Monday, November 24, 2008

A Benevolent Saddam?

The LA Times reports on the emerging reality that Nouri Maliki is accumulating more and more power in the Iraqi Prime Minister’s Office, yielding a growing influence over both Iraqi security forces and the largely defunct central government bureaucracy in Baghdad.

An increasingly bold Iraqi Prime Minister Nouri Maliki has sanctioned politically charged arrests of prominent Sunnis, personally supervised military operations and moved to sideline rivals in recent months, actions that have evoked memories of the country's authoritarian past. Now the Shiite leader, once considered weak and ineffectual, is on the cusp of greater powers with the likely approval this week of a security agreement with the U.S. that would anoint him as the man who brought an end to the American troop presence in Iraq.

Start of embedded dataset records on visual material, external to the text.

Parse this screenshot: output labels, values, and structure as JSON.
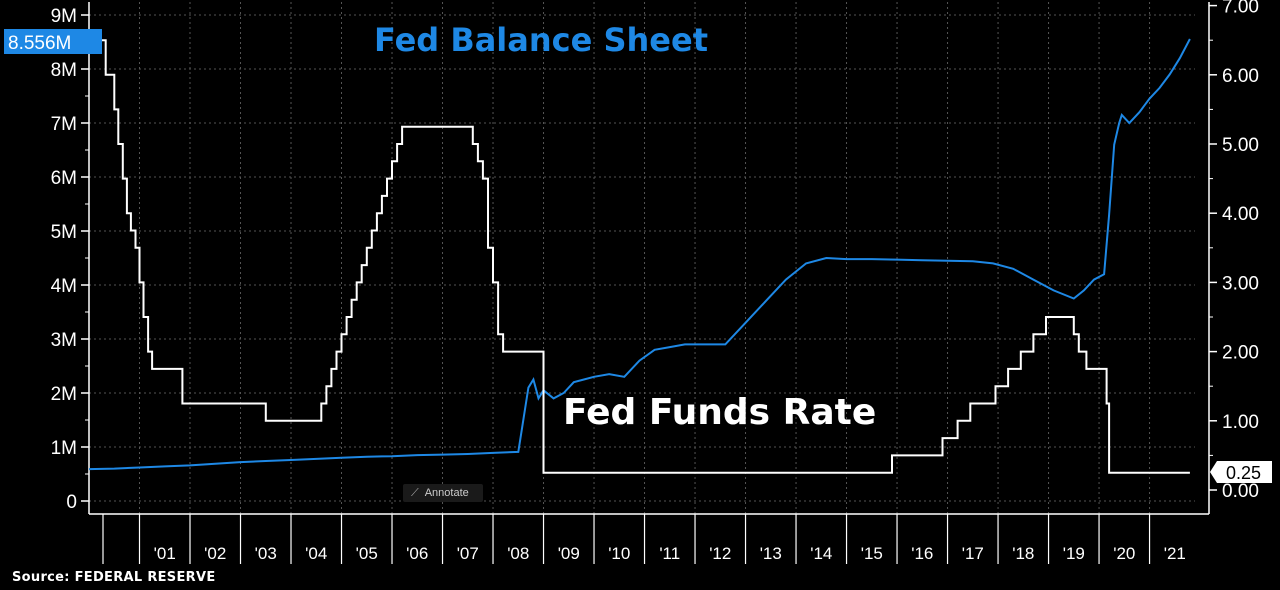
{
  "chart_data": {
    "type": "line",
    "title": "Fed Balance Sheet",
    "title_color": "#1e88e5",
    "source": "Source: FEDERAL RESERVE",
    "annotate_label": "Annotate",
    "x_range": [
      2000.0,
      2021.9
    ],
    "x_tick_labels": [
      "'01",
      "'02",
      "'03",
      "'04",
      "'05",
      "'06",
      "'07",
      "'08",
      "'09",
      "'10",
      "'11",
      "'12",
      "'13",
      "'14",
      "'15",
      "'16",
      "'17",
      "'18",
      "'19",
      "'20",
      "'21"
    ],
    "y_left": {
      "ticks": [
        0,
        1,
        2,
        3,
        4,
        5,
        6,
        7,
        8,
        9
      ],
      "tick_labels": [
        "0",
        "1M",
        "2M",
        "3M",
        "4M",
        "5M",
        "6M",
        "7M",
        "8M",
        "9M"
      ],
      "range": [
        0,
        9.3
      ],
      "last_value_label": "8.556M",
      "last_value_color": "#1e88e5"
    },
    "y_right": {
      "ticks": [
        0,
        1,
        2,
        3,
        4,
        5,
        6,
        7
      ],
      "tick_labels": [
        "0.00",
        "1.00",
        "2.00",
        "3.00",
        "4.00",
        "5.00",
        "6.00",
        "7.00"
      ],
      "range": [
        -0.15,
        7.0
      ],
      "last_value_label": "0.25"
    },
    "grid": true,
    "series": [
      {
        "name": "Fed Balance Sheet",
        "axis": "left",
        "color": "#1e88e5",
        "x": [
          2000.0,
          2000.5,
          2001.0,
          2001.5,
          2002.0,
          2002.5,
          2003.0,
          2003.5,
          2004.0,
          2004.5,
          2005.0,
          2005.5,
          2006.0,
          2006.5,
          2007.0,
          2007.5,
          2008.0,
          2008.5,
          2008.7,
          2008.8,
          2008.9,
          2009.0,
          2009.2,
          2009.4,
          2009.6,
          2009.8,
          2010.0,
          2010.3,
          2010.6,
          2010.9,
          2011.2,
          2011.5,
          2011.8,
          2012.2,
          2012.6,
          2013.0,
          2013.4,
          2013.8,
          2014.2,
          2014.6,
          2015.0,
          2015.5,
          2016.0,
          2016.5,
          2017.0,
          2017.5,
          2017.9,
          2018.3,
          2018.7,
          2019.1,
          2019.5,
          2019.7,
          2019.9,
          2020.1,
          2020.2,
          2020.3,
          2020.4,
          2020.45,
          2020.6,
          2020.8,
          2021.0,
          2021.2,
          2021.4,
          2021.6,
          2021.8
        ],
        "values": [
          0.59,
          0.6,
          0.62,
          0.64,
          0.66,
          0.69,
          0.72,
          0.74,
          0.76,
          0.78,
          0.8,
          0.82,
          0.83,
          0.85,
          0.86,
          0.87,
          0.89,
          0.91,
          2.1,
          2.25,
          1.9,
          2.05,
          1.9,
          2.0,
          2.2,
          2.25,
          2.3,
          2.35,
          2.3,
          2.6,
          2.8,
          2.85,
          2.9,
          2.9,
          2.9,
          3.3,
          3.7,
          4.1,
          4.4,
          4.5,
          4.48,
          4.48,
          4.47,
          4.46,
          4.45,
          4.44,
          4.4,
          4.3,
          4.1,
          3.9,
          3.75,
          3.9,
          4.1,
          4.2,
          5.3,
          6.6,
          7.0,
          7.15,
          7.0,
          7.2,
          7.45,
          7.65,
          7.9,
          8.2,
          8.556
        ]
      },
      {
        "name": "Fed Funds Rate",
        "axis": "right",
        "color": "#ffffff",
        "step": true,
        "x": [
          2000.0,
          2000.25,
          2000.33,
          2000.5,
          2000.58,
          2000.67,
          2000.75,
          2000.83,
          2000.92,
          2001.0,
          2001.08,
          2001.17,
          2001.25,
          2001.33,
          2001.45,
          2001.7,
          2001.85,
          2002.0,
          2002.9,
          2003.5,
          2004.0,
          2004.5,
          2004.6,
          2004.7,
          2004.8,
          2004.9,
          2005.0,
          2005.1,
          2005.2,
          2005.3,
          2005.4,
          2005.5,
          2005.6,
          2005.7,
          2005.8,
          2005.9,
          2006.0,
          2006.1,
          2006.2,
          2006.3,
          2006.4,
          2006.5,
          2007.6,
          2007.7,
          2007.8,
          2007.9,
          2008.0,
          2008.1,
          2008.2,
          2008.3,
          2008.5,
          2008.9,
          2009.0,
          2015.9,
          2016.9,
          2017.2,
          2017.45,
          2017.95,
          2018.2,
          2018.45,
          2018.7,
          2018.95,
          2019.5,
          2019.6,
          2019.75,
          2019.85,
          2020.15,
          2020.2,
          2021.8
        ],
        "values": [
          6.5,
          6.5,
          6.0,
          5.5,
          5.0,
          4.5,
          4.0,
          3.75,
          3.5,
          3.0,
          2.5,
          2.0,
          1.75,
          1.75,
          1.75,
          1.75,
          1.25,
          1.25,
          1.25,
          1.0,
          1.0,
          1.0,
          1.25,
          1.5,
          1.75,
          2.0,
          2.25,
          2.5,
          2.75,
          3.0,
          3.25,
          3.5,
          3.75,
          4.0,
          4.25,
          4.5,
          4.75,
          5.0,
          5.25,
          5.25,
          5.25,
          5.25,
          5.0,
          4.75,
          4.5,
          3.5,
          3.0,
          2.25,
          2.0,
          2.0,
          2.0,
          2.0,
          0.25,
          0.5,
          0.75,
          1.0,
          1.25,
          1.5,
          1.75,
          2.0,
          2.25,
          2.5,
          2.25,
          2.0,
          1.75,
          1.75,
          1.25,
          0.25,
          0.25
        ]
      }
    ],
    "annotations": [
      {
        "text": "Fed Balance Sheet",
        "color": "#1e88e5"
      },
      {
        "text": "Fed Funds Rate",
        "color": "#ffffff"
      }
    ]
  }
}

That has left Sunni Arab, Kurdish and even some Shiite parties nervous about their future after the Americans are gone. Maliki's defenders say the prime minister, who comes from a fiercely nationalist background, is trying to prevent the breakup of Iraq by establishing a strong central government. Detractors, including several Iraqi politicians and at least one Western official, suspect him of having ambitions to become "a benevolent Shiite Saddam."

By increasingly exerting authority, Maliki has broken from the model of a severely constrained central government championed by the Americans since they ousted longtime President Saddam Hussein's regime in 2003. Under the U.S.-promoted model, Sunni Arabs, Shiites and Kurds were to share power in Baghdad, and Iraqi regions dominated by each of the groups were to be guaranteed clear protections.

"In some ways, we are seeing a return to traditional Iraqi political culture, where authority is centralized in the person of the leader in Baghdad," said a U.S. official, who asked not to be identified because of the subject's sensitivity. "That is the way Iraq has been run for decades prior to the American intervention in 2003. "It's too early to say if a democratic state can emerge out of all this. It's messy and it's not going to get better any time soon, at least. It may become more violent."

…Such measures have many Iraqi and Western officials debating Maliki's true intentions. They describe a man of contradictions -- incredibly modest, solicitous to friends, but deeply suspicious of the Americans, and given to rants about the Sunni-dominated Baath Party leaders that ruled under Hussein. Maliki, steeped in the ferment of the revolutionary Shiite Islamic groups that shaped him, feels an intense need to defend Iraq's Shiite majority and preserve its newfound power, they say.

Maliki has firmly rebutted the idea that a strong prime minister equals a return to Hussein's time. This month, Maliki defended his government's assertive role. Otherwise, he said, "things would have slipped away." He went on to warn that if too much power was ceded to regional governments, as envisioned by the Kurds and his party's competitor within the Shiite bloc, the Supreme Islamic Iraqi Council, the country could end up "with multiple central governments and dictatorships." The prime minister urged instead that the constitution be revised to strengthen the national government.